The writings of Alexander Hamilton (1755-1804) and James Madison (1751-1836), the "father" of the American Constitution, in The Federalist in the late 1780s appear under the name of Publius, that is, Publius Valerius Publicola (d. 503 BC), the founder of the Roman Republic. Andrew Lintott writes in The Constitution of the Roman Republic, page 254:

"However, the overriding aim of Madison and Hamilton was to combine the strength and effectiveness of a united central authority with the liberty they had fought for, and here the division of powers in the Roman Republic (and in the constitution of classical Sparta) provided not so much a model as a mark to surpass.
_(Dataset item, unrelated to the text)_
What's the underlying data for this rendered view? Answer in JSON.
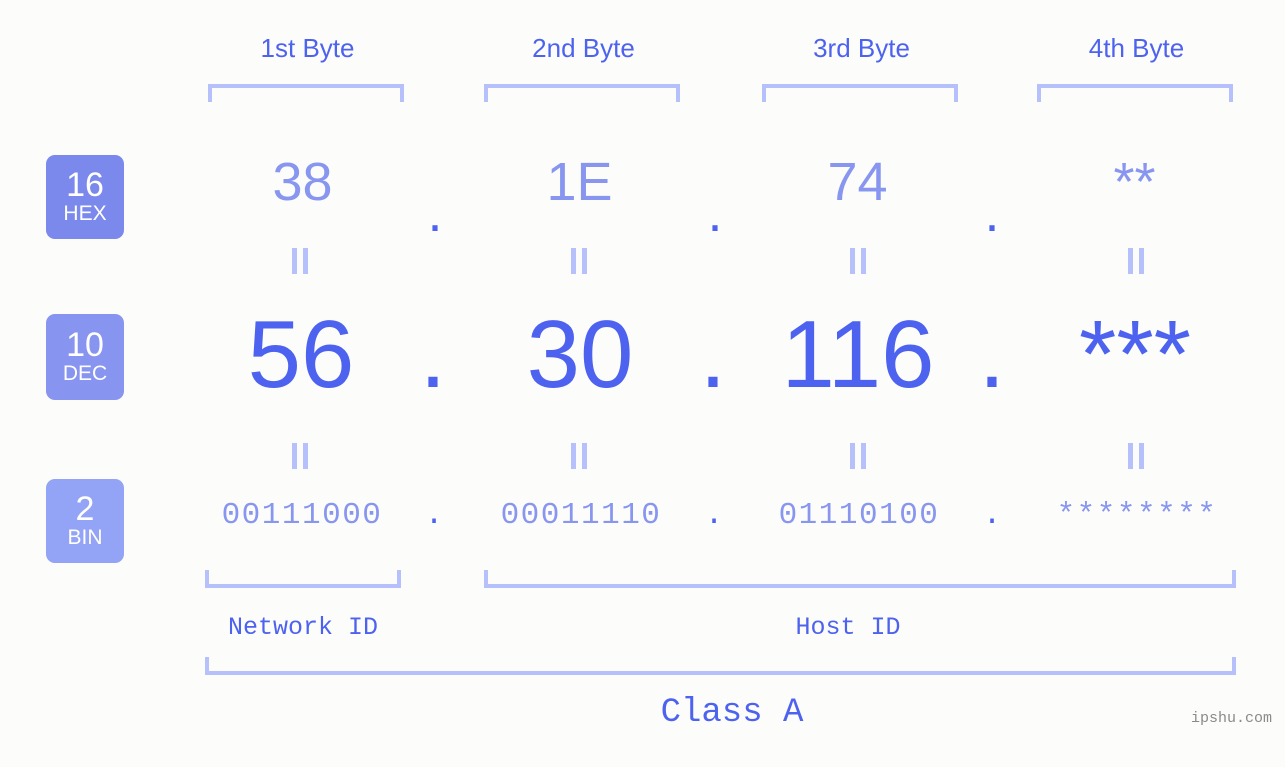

Here their acceptance, indeed presumption, of conflict between interests as a means of preventing any single authority in government exercising a tyrannical predominance owed much to the entrenchment of opposition between elements of the Republic at Rome, as it had been expounded by Polybius, Machiavelli, and their successors, even though Hamilton and Madison did not envisage in America the violent conflicts that had occurred at Rome and had no wish to encourage class-consciousness among their own plebeians. In short, perhaps the most enduring legacy of the Roman Republic to western political thought is the legitimacy and desirability of opposition and competition as constituents of liberty and stimulants of effective government."

As the great thinker and economist F.A. Hayek says in his Constitution of Liberty, the modern concept of political liberty and limited government can hardly be traced farther back than seventeenth century England, and even there it was more an accidental result of a struggle than a deliberate aim. The Magna Carta (1215 AD) and similar documents played a part as weapons in this, but the struggle itself was new. Outside of England, especially in France, the parliaments and political liberty of enjoyed during medieval times had declined with the rise of absolutism. Hayek, on page 145, explains Aristotle's views on law and government:

"In the Politics he stresses that 'it is more proper that the law should govern than any of the citizens,' that the persons holding supreme power 'should be appointed only guardians and servants of the law,' and that 'he who would place supreme power in mind, would place it in God and the laws.' He condemns the kind of government in which 'the people govern and not the law' and in which 'everything is determined by majority vote and not by law.'…If we add to this the following passage in the Rhetoric, we have indeed a fairly complete statement of the ideal of government by law: 'It is of great moment that well drawn laws should themselves define all the points they possibly can, and leave as few as possible to the decision of the judges, [for] the decision of the lawgiver is not particular but prospective and general, whereas members of the assembly and the jury find it their duty to decide on definite cases brought before them.' There is clear evidence that the modern use of the phrase 'government by laws and not by men' derives directly from this statement of Aristotle."